About 25 minutes into trading, the Dow Jones Industrial Average had fallen two percent, around 500 points, to 24,528.26.
The broad-based S&P 500 also sank two percent to 2,646.13, while the tech-rich Nasdaq Composite Index shed 1.9 percent to 7,021.08.
In London, the stock market plunged by more than three percent.
The drops came after the arrest of Huawei executive Meng Wanzhou in Canada for extradition to the United States in an investigation into suspected Iran sanctions violations by the telecom giant.
In a statement on Wednesday, Canada’s justice ministry said Meng was arrested in Vancouver on December 1.
“She is sought for extradition by the United States and a bail hearing has been set for Friday.”
The ministry added it could not provide further details because of a publication ban that was sought by Meng.
China urged Canada and the US to “clarify” the reason for Meng’s arrest and demanded her release.
“We have made solemn representations to Canada and the US, demanding that both parties immediately clarify the reasons for the detention, and immediately release the detainee to protect the person’s legal rights,” foreign ministry spokesperson Geng Shuang told reporters.

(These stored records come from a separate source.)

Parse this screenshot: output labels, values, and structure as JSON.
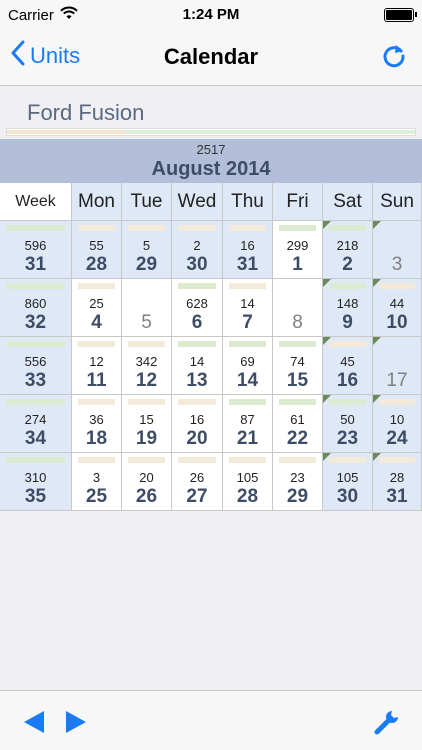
{
  "status": {
    "carrier": "Carrier",
    "time": "1:24 PM"
  },
  "nav": {
    "back_label": "Units",
    "title": "Calendar"
  },
  "vehicle": "Ford Fusion",
  "month_total": "2517",
  "month_title": "August 2014",
  "month_progress": 0.29,
  "headers": {
    "week": "Week",
    "days": [
      "Mon",
      "Tue",
      "Wed",
      "Thu",
      "Fri",
      "Sat",
      "Sun"
    ]
  },
  "weeks": [
    {
      "week": "31",
      "amount": "596",
      "days": [
        {
          "d": "28",
          "a": "55"
        },
        {
          "d": "29",
          "a": "5"
        },
        {
          "d": "30",
          "a": "2"
        },
        {
          "d": "31",
          "a": "16"
        },
        {
          "d": "1",
          "a": "299"
        },
        {
          "d": "2",
          "a": "218"
        },
        {
          "d": "3",
          "a": ""
        }
      ]
    },
    {
      "week": "32",
      "amount": "860",
      "days": [
        {
          "d": "4",
          "a": "25"
        },
        {
          "d": "5",
          "a": ""
        },
        {
          "d": "6",
          "a": "628"
        },
        {
          "d": "7",
          "a": "14"
        },
        {
          "d": "8",
          "a": ""
        },
        {
          "d": "9",
          "a": "148"
        },
        {
          "d": "10",
          "a": "44"
        }
      ]
    },
    {
      "week": "33",
      "amount": "556",
      "days": [
        {
          "d": "11",
          "a": "12"
        },
        {
          "d": "12",
          "a": "342"
        },
        {
          "d": "13",
          "a": "14"
        },
        {
          "d": "14",
          "a": "69"
        },
        {
          "d": "15",
          "a": "74"
        },
        {
          "d": "16",
          "a": "45"
        },
        {
          "d": "17",
          "a": ""
        }
      ]
    },
    {
      "week": "34",
      "amount": "274",
      "days": [
        {
          "d": "18",
          "a": "36"
        },
        {
          "d": "19",
          "a": "15"
        },
        {
          "d": "20",
          "a": "16"
        },
        {
          "d": "21",
          "a": "87"
        },
        {
          "d": "22",
          "a": "61"
        },
        {
          "d": "23",
          "a": "50"
        },
        {
          "d": "24",
          "a": "10"
        }
      ]
    },
    {
      "week": "35",
      "amount": "310",
      "days": [
        {
          "d": "25",
          "a": "3"
        },
        {
          "d": "26",
          "a": "20"
        },
        {
          "d": "27",
          "a": "26"
        },
        {
          "d": "28",
          "a": "105"
        },
        {
          "d": "29",
          "a": "23"
        },
        {
          "d": "30",
          "a": "105"
        },
        {
          "d": "31",
          "a": "28"
        }
      ]
    }
  ],
  "icons": {
    "back": "chevron-left-icon",
    "refresh": "refresh-icon",
    "prev": "triangle-left-icon",
    "next": "triangle-right-icon",
    "tools": "wrench-icon",
    "wifi": "wifi-icon",
    "battery": "battery-icon"
  },
  "colors": {
    "accent": "#1a7cf5",
    "header_bg": "#b3bfd9",
    "weekend_bg": "#dfe8f7",
    "day_num": "#3e4d66"
  }
}
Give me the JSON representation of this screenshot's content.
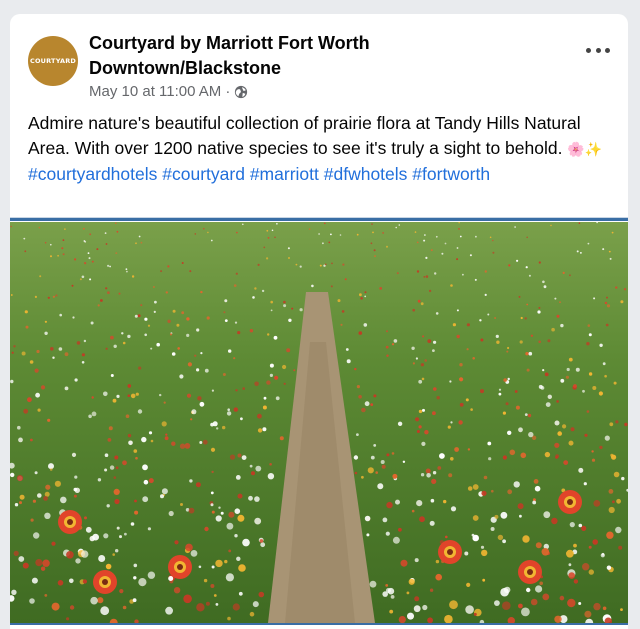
{
  "post": {
    "page_name": "Courtyard by Marriott Fort Worth Downtown/Blackstone",
    "avatar_text": "COURTYARD",
    "timestamp": "May 10 at 11:00 AM",
    "separator": "·",
    "privacy_icon": "globe-icon",
    "more_icon": "more-options-icon",
    "caption_text": "Admire nature's beautiful collection of prairie flora at Tandy Hills Natural Area. With over 1200 native species to see it's truly a sight to behold.",
    "caption_emojis": "🌸✨",
    "hashtags": [
      "#courtyardhotels",
      "#courtyard",
      "#marriott",
      "#dfwhotels",
      "#fortworth"
    ],
    "photo_description_icon": "wildflower-field-photo"
  },
  "colors": {
    "hashtag": "#216fdb",
    "meta_text": "#65676b",
    "avatar_bg": "#b8862e",
    "divider": "#3a6ea5"
  }
}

Reacting to Meng’s arrest, Huawei said in a statement it was unaware of any wrongdoing by its executive, adding it complies with all applicable laws.
“The company has been provided very little information regarding the charges and is not aware of any wrongdoing by Ms Meng,” the company said.
‘Sense of angst’
After rallying on Monday following the US-China ceasefire on tariffs announced over the weekend, US markets fell sharply on Tuesday on scepticism about the agreement.
US markets were closed on Wednesday because of the funeral of former president George HW Bush but resumed their downward move on Thursday following the Meng arrest.
The arrest “has fueled a heightened sense of angst that it will potentially stand in the way of the US and China reaching a trade deal within their prescribed 90-day window”, said Briefing.com analyst Patrick O’Hare.
“Moreover, it has piqued worries that China could take some retaliatory action in the interim against US companies doing business in China,” said O’Hare.